The homogeneously branched linear or homogeneously branched substantially linear polymers useful in the present invention can be homopolymers of C2-C20 α-olefins, such as ethylene, propylene, 4-methyl-l-pentene, etc., or they can be interpol mers of ethylene with at least one C3-C20 α-olefin and/ or C2-C20 acetylenically unsaturated monomer and/ or C4-C18 diolefins. The substantially linear polymers of the present invention can also be interpolymers of ethylene with at least one of the above C3-C20 α-olefins, diolefins and/ or acetylenically unsaturated monomers in combination with other unsaturated monomers. The term

"interpolymer" means that the polymer has at least two comonomers (for example, a copolymer) and also includes more than two comonomers (for example, terpolymers). Substantially linear ethylene/ alpha-olef in copolymers are preferred however, and ethylene/ C3-C20 α-olefin copolymers are especially preferred.

Suitable Blowing Agents

Foaming agents suitable for use in the gaskets disclosed herein include physical blowing agents which function as gas sources by going through a change of physical state. Volatile liquids produce gas by passing from the liquid to gaseous state, whereas compressed gases are dissolved under pressure in the melted polymer. Chemical blowing agents produce gas by a chemical reaction, either by a thermal decomposition or by a reaction between two components.

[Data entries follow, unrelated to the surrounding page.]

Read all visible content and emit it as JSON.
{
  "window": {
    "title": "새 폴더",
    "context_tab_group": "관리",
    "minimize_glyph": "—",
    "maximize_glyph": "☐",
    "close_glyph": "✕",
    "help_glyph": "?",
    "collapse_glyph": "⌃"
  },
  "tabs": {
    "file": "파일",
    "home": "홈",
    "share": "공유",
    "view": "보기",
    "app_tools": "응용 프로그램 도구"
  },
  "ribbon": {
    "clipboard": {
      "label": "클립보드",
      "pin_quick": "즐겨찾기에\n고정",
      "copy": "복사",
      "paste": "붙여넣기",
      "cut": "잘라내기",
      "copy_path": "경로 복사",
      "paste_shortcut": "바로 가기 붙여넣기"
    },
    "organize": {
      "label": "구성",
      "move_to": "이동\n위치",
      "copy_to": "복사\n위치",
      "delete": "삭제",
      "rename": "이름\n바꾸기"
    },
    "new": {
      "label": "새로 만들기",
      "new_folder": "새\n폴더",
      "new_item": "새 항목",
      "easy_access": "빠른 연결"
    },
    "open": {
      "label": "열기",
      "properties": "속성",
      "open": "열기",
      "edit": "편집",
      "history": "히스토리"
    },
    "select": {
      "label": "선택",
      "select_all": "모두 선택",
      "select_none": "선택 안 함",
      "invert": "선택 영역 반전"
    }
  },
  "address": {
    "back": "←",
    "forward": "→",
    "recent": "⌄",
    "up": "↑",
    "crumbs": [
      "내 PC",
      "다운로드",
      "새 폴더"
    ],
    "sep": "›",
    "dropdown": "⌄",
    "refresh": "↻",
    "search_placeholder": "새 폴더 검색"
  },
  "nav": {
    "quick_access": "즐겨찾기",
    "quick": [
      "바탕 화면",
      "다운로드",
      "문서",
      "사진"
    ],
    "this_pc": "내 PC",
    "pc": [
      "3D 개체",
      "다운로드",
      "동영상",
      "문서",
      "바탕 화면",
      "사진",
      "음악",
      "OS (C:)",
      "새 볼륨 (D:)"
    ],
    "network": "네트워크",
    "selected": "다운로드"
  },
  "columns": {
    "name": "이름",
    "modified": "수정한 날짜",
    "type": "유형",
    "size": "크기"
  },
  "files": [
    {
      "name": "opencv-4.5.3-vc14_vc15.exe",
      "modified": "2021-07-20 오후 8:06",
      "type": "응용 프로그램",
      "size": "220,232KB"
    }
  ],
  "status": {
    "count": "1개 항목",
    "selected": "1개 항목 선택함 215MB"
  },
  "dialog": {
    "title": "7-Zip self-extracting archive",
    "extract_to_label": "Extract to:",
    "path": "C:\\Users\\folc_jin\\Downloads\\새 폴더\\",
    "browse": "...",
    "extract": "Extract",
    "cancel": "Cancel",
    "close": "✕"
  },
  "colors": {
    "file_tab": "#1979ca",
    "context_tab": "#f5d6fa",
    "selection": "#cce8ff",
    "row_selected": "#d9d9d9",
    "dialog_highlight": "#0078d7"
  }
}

Suitable physical blowing agents include pentanes (for example, n- pentane, 2-methylbutane, 2,2-dimethylpropane, -pentane and cyclopentane), hexanes (for example, n-hexane, 2-methylpentane, 3-methylpentane, 2,3- dimethylbutane, 2,2-dimethylbutane, 1-hexene, cyclohexane), heptanes (for example, n-heptane, 2-methylhexane, 2,2-dimethylpentane, 2,3-dimethylpentane, 2,4-dimethylpentane, 3,3-dimethylpentane, 3-ethylpentane, 2,2,3-trimethylbutane, 1- heptene), benzene, toluene, dichloromethane, trichloromethane, trichloroethylene, tetrachloromethane, 1,2-dichloroethane, trichlorofluoromethane, 1,1,2- trichlorotrifluoroethane, methanol, ethanol, 2-propanol, ethyl ether, isopropyl ether, acetone, methyl ethyl ketone, and methylene chloride. Suitable gaseous blowing agents include carbon dioxide and nitrogen.

Suitable chemical blowing agents include sodium bicarbonate, dinitrosopentamethylenetetramine, sulfonyl hydrazides, azodicarbonamide (for example, Celogen™ AZ 130 made by Uniroyal Chemical), p-toluenesulfonyl semicarbazide, 5-phenyltetrazole, diisopropylhydrazodicarboxylate, 5-phenyl-3,6- dihydro-l,3,4-oxadiazin-2-one, and sodium borohydride.

The amount of blowing agent is dependent on the desired density reduction. One can calculate the amount of blowing agent required by knowing the volume of gas produced per gram of blowing agent at a given temperature and the desired density reduction (or target density) for a desired application. For chemical blowing agents the range is 0.1 to 4 percent by weight and more preferably 0.25 to 2 percent by weight. This range can also be adjusted by the addition of activation agents (sometimes referred to as coagents) such as (zinc oxide, zinc stearate). Preferably, the coagent is used in the formulation such that, for example, the zinc oxide is used at a level of one and one-half to twice that of the blowing agent (for example, azodicarbonamide).

Foams useful for making the gaskets claimed herein can be made as described in the following U.S. Patents: 5,288,762, USP 5,340,840, USP 5,369,136, USP 5,387,620 and USP 5,407,965.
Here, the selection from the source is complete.